Cruzes, abrenúncio!… Será mesmo que as pedras agora vão falar?!… Não?!… Mas olham que foi o Papa quem o recordou!… No tempo em que se andava descalço, as pedras nunca falavam, mas faziam falar quem nelas tropeçava, e que galanteios tão bem sonantes!…

Bem, com calma, vamos lá falar de algumas pedras famosas, mais famosas que a pedra de dois olhos em Vila Velha, Brasil. Com certeza que o leitor já alguma vez disse ou ouviu suspirar: “ai se estas pedras falassem!… Quantos segredos não teriam a revelar!… Quantas correções à história não se haveriam de fazer!…”. 

Até “as pedras das paredes gritarão vingança e as vigas do telhado te reprovarão”, diz Habacuc sobre quem constrói a casa (a vida) com dinheiro e materiais rapinados (cf.
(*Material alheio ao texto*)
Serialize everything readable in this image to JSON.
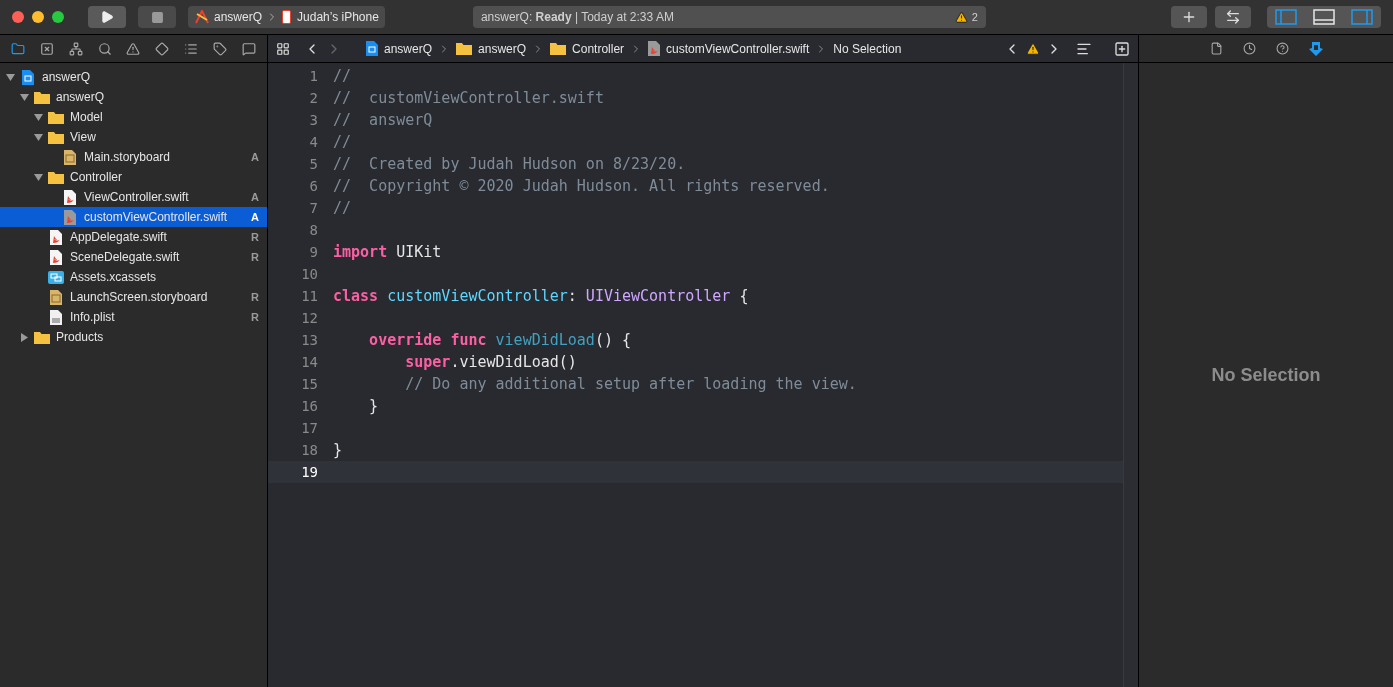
{
  "toolbar": {
    "scheme": {
      "project": "answerQ",
      "device": "Judah’s iPhone"
    },
    "status": {
      "text": "answerQ: **Ready** | Today at 2:33 AM",
      "warnings": "2"
    },
    "view_toggles": [
      {
        "kind": "navigator",
        "selected": true
      },
      {
        "kind": "debug",
        "selected": false
      },
      {
        "kind": "inspector",
        "selected": true
      }
    ]
  },
  "navigator_tabs": [
    {
      "kind": "folder",
      "selected": true
    },
    {
      "kind": "source-control",
      "selected": false
    },
    {
      "kind": "hierarchy",
      "selected": false
    },
    {
      "kind": "search",
      "selected": false
    },
    {
      "kind": "warning",
      "selected": false
    },
    {
      "kind": "test",
      "selected": false
    },
    {
      "kind": "debug",
      "selected": false
    },
    {
      "kind": "breakpoint",
      "selected": false
    },
    {
      "kind": "report",
      "selected": false
    }
  ],
  "tree": [
    {
      "name": "answerQ",
      "kind": "project",
      "expanded": true,
      "selected": false,
      "children": [
        {
          "name": "answerQ",
          "kind": "folder",
          "expanded": true,
          "selected": false,
          "children": [
            {
              "name": "Model",
              "kind": "folder",
              "expanded": true,
              "selected": false
            },
            {
              "name": "View",
              "kind": "folder",
              "expanded": true,
              "selected": false,
              "children": [
                {
                  "name": "Main.storyboard",
                  "kind": "storyboard",
                  "badge": "A",
                  "selected": false
                }
              ]
            },
            {
              "name": "Controller",
              "kind": "folder",
              "expanded": true,
              "selected": false,
              "children": [
                {
                  "name": "ViewController.swift",
                  "kind": "swift",
                  "badge": "A",
                  "selected": false
                },
                {
                  "name": "customViewController.swift",
                  "kind": "swift-gray",
                  "badge": "A",
                  "selected": true
                }
              ]
            },
            {
              "name": "AppDelegate.swift",
              "kind": "swift",
              "badge": "R",
              "selected": false
            },
            {
              "name": "SceneDelegate.swift",
              "kind": "swift",
              "badge": "R",
              "selected": false
            },
            {
              "name": "Assets.xcassets",
              "kind": "assets",
              "selected": false
            },
            {
              "name": "LaunchScreen.storyboard",
              "kind": "storyboard",
              "badge": "R",
              "selected": false
            },
            {
              "name": "Info.plist",
              "kind": "plist",
              "badge": "R",
              "selected": false
            }
          ]
        },
        {
          "name": "Products",
          "kind": "folder",
          "expanded": false,
          "selected": false
        }
      ]
    }
  ],
  "jump_bar": [
    {
      "name": "answerQ",
      "kind": "project"
    },
    {
      "name": "answerQ",
      "kind": "folder"
    },
    {
      "name": "Controller",
      "kind": "folder"
    },
    {
      "name": "customViewController.swift",
      "kind": "swift-gray"
    },
    {
      "name": "No Selection",
      "kind": "none"
    }
  ],
  "editor": {
    "lines": [
      {
        "number": "1",
        "current": false,
        "tokens": [
          {
            "kind": "comment",
            "text": "//"
          }
        ]
      },
      {
        "number": "2",
        "current": false,
        "tokens": [
          {
            "kind": "comment",
            "text": "//  customViewController.swift"
          }
        ]
      },
      {
        "number": "3",
        "current": false,
        "tokens": [
          {
            "kind": "comment",
            "text": "//  answerQ"
          }
        ]
      },
      {
        "number": "4",
        "current": false,
        "tokens": [
          {
            "kind": "comment",
            "text": "//"
          }
        ]
      },
      {
        "number": "5",
        "current": false,
        "tokens": [
          {
            "kind": "comment",
            "text": "//  Created by Judah Hudson on 8/23/20."
          }
        ]
      },
      {
        "number": "6",
        "current": false,
        "tokens": [
          {
            "kind": "comment",
            "text": "//  Copyright © 2020 Judah Hudson. All rights reserved."
          }
        ]
      },
      {
        "number": "7",
        "current": false,
        "tokens": [
          {
            "kind": "comment",
            "text": "//"
          }
        ]
      },
      {
        "number": "8",
        "current": false
      },
      {
        "number": "9",
        "current": false,
        "tokens": [
          {
            "kind": "keyword",
            "text": "import"
          },
          {
            "kind": "plain",
            "text": " UIKit"
          }
        ]
      },
      {
        "number": "10",
        "current": false
      },
      {
        "number": "11",
        "current": false,
        "tokens": [
          {
            "kind": "keyword",
            "text": "class"
          },
          {
            "kind": "declaration",
            "text": " customViewController"
          },
          {
            "kind": "plain",
            "text": ":"
          },
          {
            "kind": "type",
            "text": " UIViewController"
          },
          {
            "kind": "plain",
            "text": " {"
          }
        ]
      },
      {
        "number": "12",
        "current": false
      },
      {
        "number": "13",
        "current": false,
        "tokens": [
          {
            "kind": "keyword",
            "text": "    override"
          },
          {
            "kind": "keyword",
            "text": " func"
          },
          {
            "kind": "function",
            "text": " viewDidLoad"
          },
          {
            "kind": "plain",
            "text": "() {"
          }
        ]
      },
      {
        "number": "14",
        "current": false,
        "tokens": [
          {
            "kind": "keyword",
            "text": "        super"
          },
          {
            "kind": "plain",
            "text": ".viewDidLoad()"
          }
        ]
      },
      {
        "number": "15",
        "current": false,
        "tokens": [
          {
            "kind": "comment",
            "text": "        // Do any additional setup after loading the view."
          }
        ]
      },
      {
        "number": "16",
        "current": false,
        "tokens": [
          {
            "kind": "plain",
            "text": "    }"
          }
        ]
      },
      {
        "number": "17",
        "current": false
      },
      {
        "number": "18",
        "current": false,
        "tokens": [
          {
            "kind": "plain",
            "text": "}"
          }
        ]
      },
      {
        "number": "19",
        "current": true
      }
    ]
  },
  "inspector": {
    "tabs": [
      {
        "kind": "file",
        "selected": false
      },
      {
        "kind": "history",
        "selected": false
      },
      {
        "kind": "help",
        "selected": false
      },
      {
        "kind": "attributes",
        "selected": true
      }
    ],
    "empty_text": "No Selection"
  }
}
Hab 2,14). Com a sua serenidade de jovem feliz e empenhado, David, com uma pequena pedra na sua funda, fez os filisteus dar às de vila-diogo e defendeu a honra dos israelitas (1Sam 17, 49). João Batista, em pose de jovem zeloso, bravo e austero, salta do deserto a apelar à coerência de vida: “Porque eu vos digo: até destas pedras Deus pode fazer nascer filhos de Abraão” (Mt 3,8-9). Porque apedrejou, matou e desprezou o apelo dos profetas, Jesus chorou sobre a cidade de Jerusalém (Lc 19, 41-44), pois iria ser de tal forma espremida pelos seus inimigos que não ficaria pedra sobre pedra. E as pedras como que “falaram”, confirmando as palavras de Jesus: Jerusalém foi totalmente arrasada (Lc 21,6). 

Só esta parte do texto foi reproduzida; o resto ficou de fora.